Technical Director, Financial Accounting Standards Board
Chairman, Emerging Issues Task Force
Diversity Leader, FAF/FASB/GASB
Susan M. Cosper is the Financial Accounting Standards Board (FASB) technical director and chairman of the Emerging
Issues Task Force, a role she has held since 2011. As technical
director, she is responsible for managing all of the FASB’s technical accounting
and research activities and staff. During her tenure, she has had the privilege
of overseeing some of the most challenging and important projects the FASB has
addressed in recent times, including comprehensive changes to the accounting
for revenue recognition, financial instruments (including credit losses and
hedge accounting), lease accounting, convergence efforts with the International
Accounting Standards Board, and accounting alternatives for private companies
with the inaugural work of the Private Company Council (an Advisory Group of
the FASB).
As FASB technical director, Cosper frequently
interacts with staff from the Securities and Exchange Commission, Public Company
Accounting Oversight Board, and AICPA as well as with banking regulators, congressional
and senate staffers, companies, auditors, investors, and standard-setters from
around the globe. Cosper is also the diversity leader for the Financial
Accounting Foundation (FAF), the parent organization to the FASB and the
Governmental Accounting Standards Board (GASB). In that role, she has focused
on ways to promote diversity and inclusion within her organization and in the
accounting profession.
Prior to her appointment at the FASB, Cosper
was a partner at PricewaterhouseCoopers LLP (PwC) and had the
distinguished honor of being the first female partner in the Pittsburgh office.
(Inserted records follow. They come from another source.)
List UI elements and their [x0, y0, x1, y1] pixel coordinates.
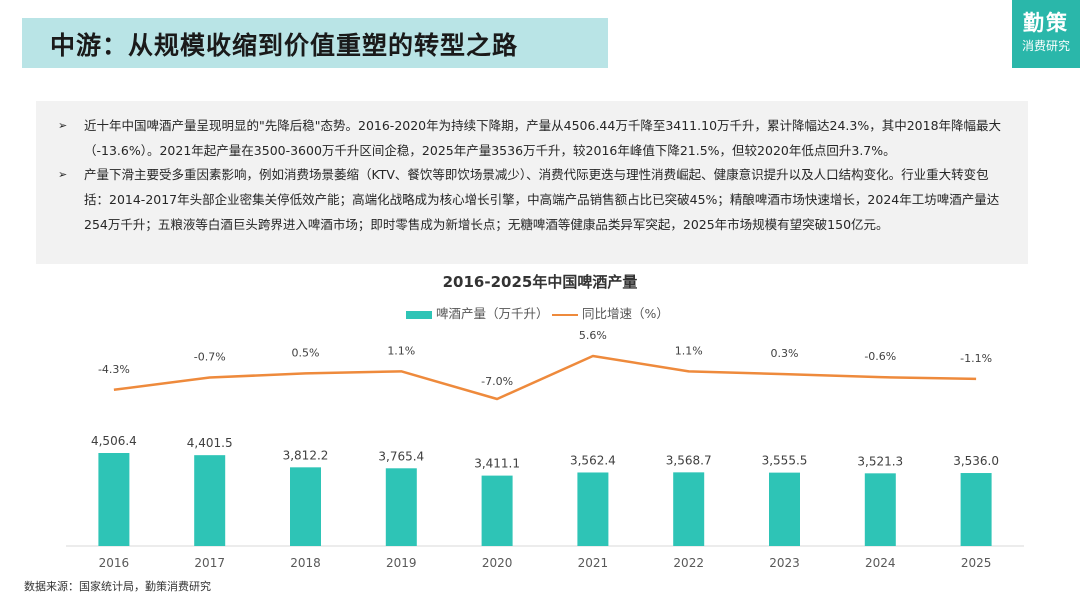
bar-value-label: 4,401.5 [187, 436, 233, 450]
x-tick-label: 2019 [386, 556, 417, 570]
bar [385, 468, 417, 546]
growth-value-label: 1.1% [675, 344, 703, 357]
brand-name: 勤策 [1023, 11, 1069, 35]
bar-value-label: 3,521.3 [857, 454, 903, 468]
x-tick-label: 2020 [482, 556, 513, 570]
bar [960, 473, 992, 546]
legend-item-production: 啤酒产量（万千升） [406, 303, 549, 322]
brand-logo: 勤策 消费研究 [1012, 0, 1080, 68]
legend-label: 同比增速（%） [582, 306, 669, 321]
growth-value-label: -0.7% [194, 351, 226, 364]
bar [864, 473, 896, 546]
bar [290, 467, 321, 546]
x-tick-label: 2025 [961, 556, 992, 570]
x-tick-label: 2024 [865, 556, 896, 570]
growth-value-label: -4.3% [98, 363, 130, 376]
legend-swatch-bar [406, 310, 432, 319]
x-tick-label: 2016 [99, 556, 130, 570]
bar [673, 472, 705, 546]
summary-box: ➢ 近十年中国啤酒产量呈现明显的"先降后稳"态势。2016-2020年为持续下降… [36, 101, 1028, 264]
legend-swatch-line [552, 313, 578, 316]
x-tick-label: 2021 [578, 556, 609, 570]
bar [481, 475, 513, 546]
legend-item-growth: 同比增速（%） [552, 303, 669, 322]
bar-value-label: 4,506.4 [91, 434, 137, 448]
bullet-icon: ➢ [58, 119, 68, 132]
x-tick-label: 2023 [769, 556, 800, 570]
bar-value-label: 3,555.5 [762, 454, 808, 468]
growth-value-label: -1.1% [960, 352, 992, 365]
summary-text: 产量下滑主要受多重因素影响，例如消费场景萎缩（KTV、餐饮等即饮场景减少）、消费… [84, 167, 1000, 232]
growth-value-label: 1.1% [387, 344, 415, 357]
bar [769, 472, 800, 546]
legend-label: 啤酒产量（万千升） [436, 306, 549, 321]
growth-value-label: -7.0% [481, 375, 513, 388]
summary-text: 近十年中国啤酒产量呈现明显的"先降后稳"态势。2016-2020年为持续下降期，… [84, 118, 1002, 158]
growth-value-label: 0.3% [771, 347, 799, 360]
bar-value-label: 3,568.7 [666, 453, 712, 467]
bar-value-label: 3,411.1 [474, 457, 520, 471]
bullet-icon: ➢ [58, 168, 68, 181]
bar-value-label: 3,812.2 [283, 448, 329, 462]
bar-value-label: 3,536.0 [953, 454, 999, 468]
growth-line [113, 354, 977, 401]
bar-value-label: 3,562.4 [570, 453, 616, 467]
summary-item: ➢ 产量下滑主要受多重因素影响，例如消费场景萎缩（KTV、餐饮等即饮场景减少）、… [58, 162, 1008, 237]
growth-value-label: -0.6% [864, 350, 896, 363]
data-source: 数据来源：国家统计局，勤策消费研究 [24, 580, 211, 593]
chart-title: 2016-2025年中国啤酒产量 [442, 273, 638, 291]
bar [98, 453, 130, 546]
x-tick-label: 2018 [290, 556, 321, 570]
brand-subtitle: 消费研究 [1021, 39, 1070, 53]
growth-value-label: 5.6% [579, 329, 607, 342]
bar [194, 455, 226, 546]
title-band: 中游：从规模收缩到价值重塑的转型之路 [22, 18, 608, 68]
bar [577, 472, 609, 546]
summary-item: ➢ 近十年中国啤酒产量呈现明显的"先降后稳"态势。2016-2020年为持续下降… [58, 113, 1008, 163]
bar-value-label: 3,765.4 [378, 449, 424, 463]
growth-value-label: 0.5% [292, 346, 320, 359]
page-title: 中游：从规模收缩到价值重塑的转型之路 [50, 31, 519, 60]
x-tick-label: 2022 [673, 556, 704, 570]
x-tick-label: 2017 [194, 556, 225, 570]
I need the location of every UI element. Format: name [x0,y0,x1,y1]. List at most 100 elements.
She joined the Pittsburgh office of PwC in 1992, where she performed audits of private and public companies in PwC’s
Assurance practice. From 1998 to 2001, she accepted an international assignment
in the firm’s London office. There, she led global audit engagements and
advised clients on international accounting issues. After her return to
Pittsburgh in 2005, she was selected for a three-year fellowship with the FASB.
Upon completing the fellowship, she became part of PwC’s National Office in
Florham Park, New Jersey, and served in PwC’s Financial Instruments, Structured
Products, and Real Estate Group in New York City. She earned her BS in
accounting in 1992 from Indiana University of Pennsylvania and is a certified
public accountant in the states of New York, New Jersey, and Pennsylvania.